Speaking in an interview with al-Mayadeen TV channel on Sunday, Sheikh Qassem declined to clarify the movement's response to an Israeli attack that killed one of Hezbollah fighters in Syria last week.
"Let the Israelis have their own estimations and calculations in this regard," he said.
Hezbollah announced the death of Ali Kamel Mohsen, one of its members, in an Israeli airstrike in Damascus on July 20 and promised retaliation.
Sheikh Qassem also played down recent Israeli threats, saying there were "mere chest-beating.”

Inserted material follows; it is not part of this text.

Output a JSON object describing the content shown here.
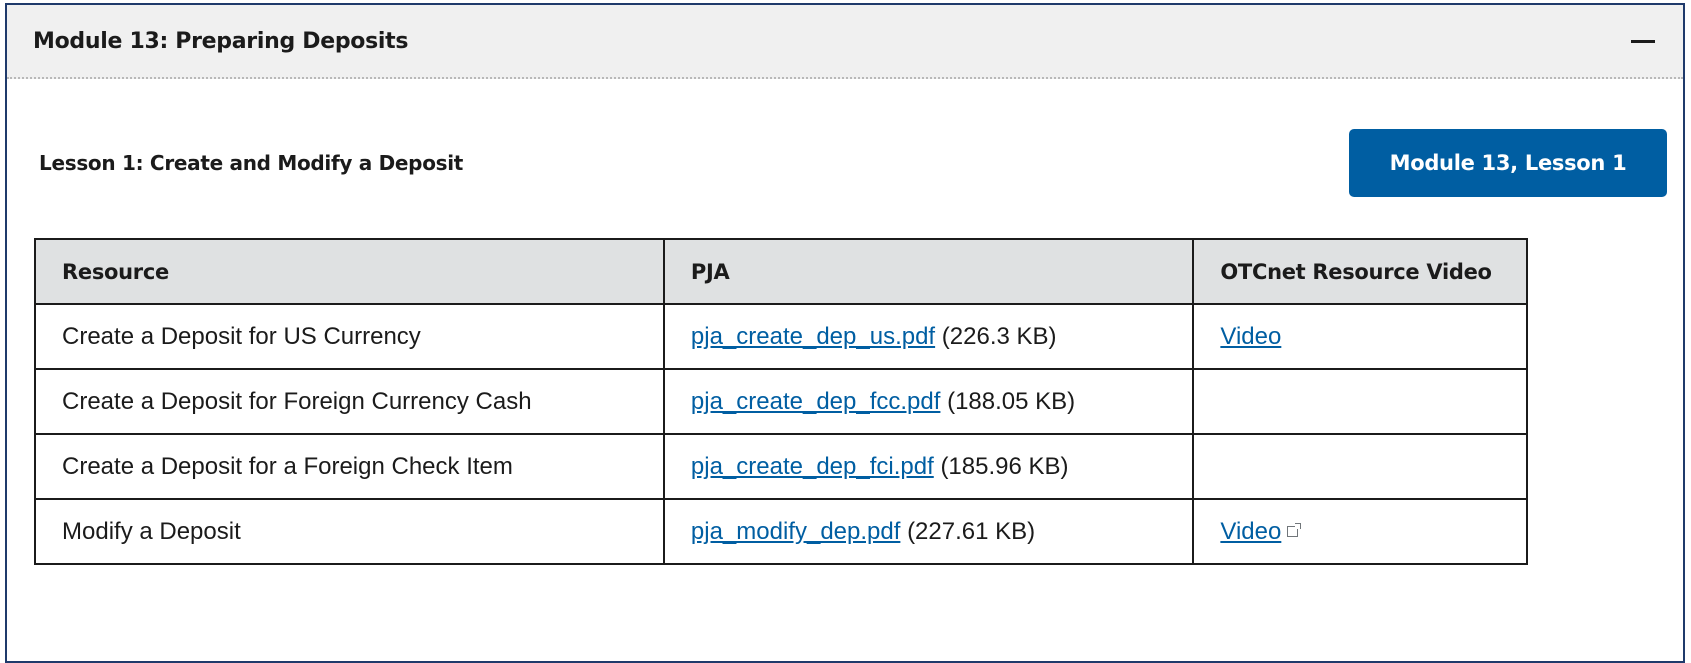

His remarks came after Israel’s minister of military affairs Benny Gantz warned Syria and Lebanon that they would be held responsible for any attacks against Israel coming from their territory.

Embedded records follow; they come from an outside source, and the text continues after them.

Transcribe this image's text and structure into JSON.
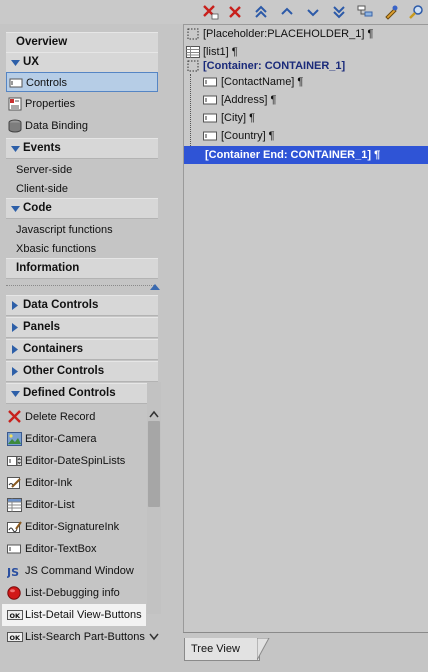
{
  "toolbar": {
    "icons": [
      "delete-red-x-icon",
      "delete-x-icon",
      "move-top-icon",
      "move-up-icon",
      "move-down-icon",
      "move-bottom-icon",
      "tree-options-icon",
      "edit-pencil-icon",
      "find-icon"
    ]
  },
  "nav": {
    "overview": "Overview",
    "ux": "UX",
    "ux_items": [
      "Controls",
      "Properties",
      "Data Binding"
    ],
    "events": "Events",
    "events_items": [
      "Server-side",
      "Client-side"
    ],
    "code": "Code",
    "code_items": [
      "Javascript functions",
      "Xbasic functions"
    ],
    "information": "Information"
  },
  "categories": {
    "data_controls": "Data Controls",
    "panels": "Panels",
    "containers": "Containers",
    "other_controls": "Other Controls",
    "defined_controls": "Defined Controls"
  },
  "defined_controls": [
    "Delete Record",
    "Editor-Camera",
    "Editor-DateSpinLists",
    "Editor-Ink",
    "Editor-List",
    "Editor-SignatureInk",
    "Editor-TextBox",
    "JS Command Window",
    "List-Debugging info",
    "List-Detail View-Buttons",
    "List-Search Part-Buttons"
  ],
  "tree": {
    "rows": [
      "[Placeholder:PLACEHOLDER_1] ¶",
      "[list1] ¶",
      "[Container: CONTAINER_1]",
      "[ContactName] ¶",
      "[Address] ¶",
      "[City] ¶",
      "[Country] ¶",
      "[Container End: CONTAINER_1] ¶"
    ],
    "tab_label": "Tree View"
  },
  "colors": {
    "selection_blue": "#2f54d6",
    "container_text": "#1a2a7a",
    "nav_selected_bg": "#b6cde6"
  }
}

“We don’t want any unnecessary escalations, but anyone who tests us will be met by a very high capability to take action, and I hope we won’t need to use it,” Gantz said.
Sheikh Qassem dismissed the prospect of an all-out war with Israel in the next few months.
“Israel’s political confusion and low expectation from war outcomes as well as US President Donald Trump’s quagmire eliminate the possibility of an imminent eruption of the war,” he said.
But he promised Tel Aviv will be delivered yet another defeat if it launched an aggression.
“If Israel decides to go to war with us, then we will confront them, and the 2006 [Second Lebanon] War will be the model for our response,” Sheikh Qassem said.
The Israeli military went into high alert near the Lebanese border, amid concerns that Hezbollah would conduct a retaliation attack.
Gantz made his threats during a visit to the border between the occupied territories and Lebanon on Sunday, where he said the Israeli regime was “prepared for all possibilities”.
Shortly later, an Israeli spy drone crashed inside Lebanon, according to an Israeli military spokeswoman.
In his interview, Sheikh Qassem also touched on the US harassment of an Iranian passenger plane over Syria, saying Washington wants to wreck a strategic pact between Iran and Syria.
The move by the US warplanes was similar to Israeli tactics in the past, when Israel's aircraft used civilian planes as a shadow to draw fire from Syrian air-defense systems.